Getting free publicity is often done by sending out press releases. Now, e-mail offers the opportunity to get your release in front of thousands of reporters faster and cheaper.

by Al Bredenberg

As an Internet-based writer, I receive many press releases by e-mail. On the other hand, I’ve written many press releases over the years and had a hand in distributing them. So I think I can offer a unique point of view on the use of e-mail press releases as a publicity tool.

If you can get journalists and writers to cover your story, this can create marvelous free “advertising” for your company. To make it work, though, keep these points in mind:

1. Most publications still prefer to receive press releases by postal mail. So don’t ignore this method of getting your news out, unless you are primarily interested in reaching online journalists.

2. Several news services are available for sending out your press release by e-mail. However, the most valuable media list is the one you build yourself for your own use.

3. Don’t create a “spam” e-mail media list. Just because a publication, writer or editor has a published e-mail address doesn’t mean that person wants to be placed on an e-mail list without permission.

4. Build your media list one address at a time. Send a brief message introducing yourself. Assure the recipient that you have not placed them on a list but that you are sending a personal note to ask if they would like you to send news items to them. Let the person know what kind of news you can offer and how frequently you’ll be sending it.

5. Develop helpful relationships with writers and journalists who have interviewed you or covered your company. Keep in touch without becoming a pest.

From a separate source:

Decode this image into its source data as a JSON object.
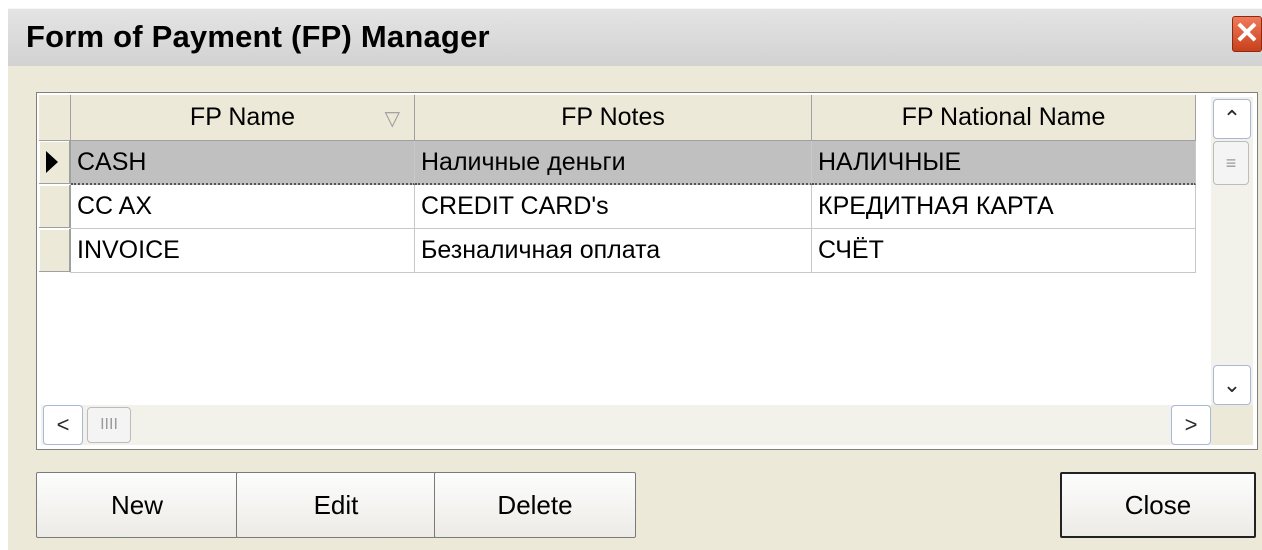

6. When you send out a press release, make sure that you have some news to offer. That means something new and different — not just more hype about your company or product.

7. Keep your initial e-mail press release short and to the point — maybe even only one screen in length. Offer to provide details, background or further information for those who are interested. You can make this available via a Web page or a lengthier e-mail document.

8. Start out your press release with the basics — who, what, when, where, why and how. Let the recipient know why this is important news.

9. Avoid filling your press release and follow-up materials with “fluff” — puffery, hype and pompous quotes from the company president.

10. Include clear contact information, so the writer will know who to get in touch with for an interview. More than anything, that’s what you want — a journalist talking with you on the phone and writing down your words, to be quoted in an article for all the world to see!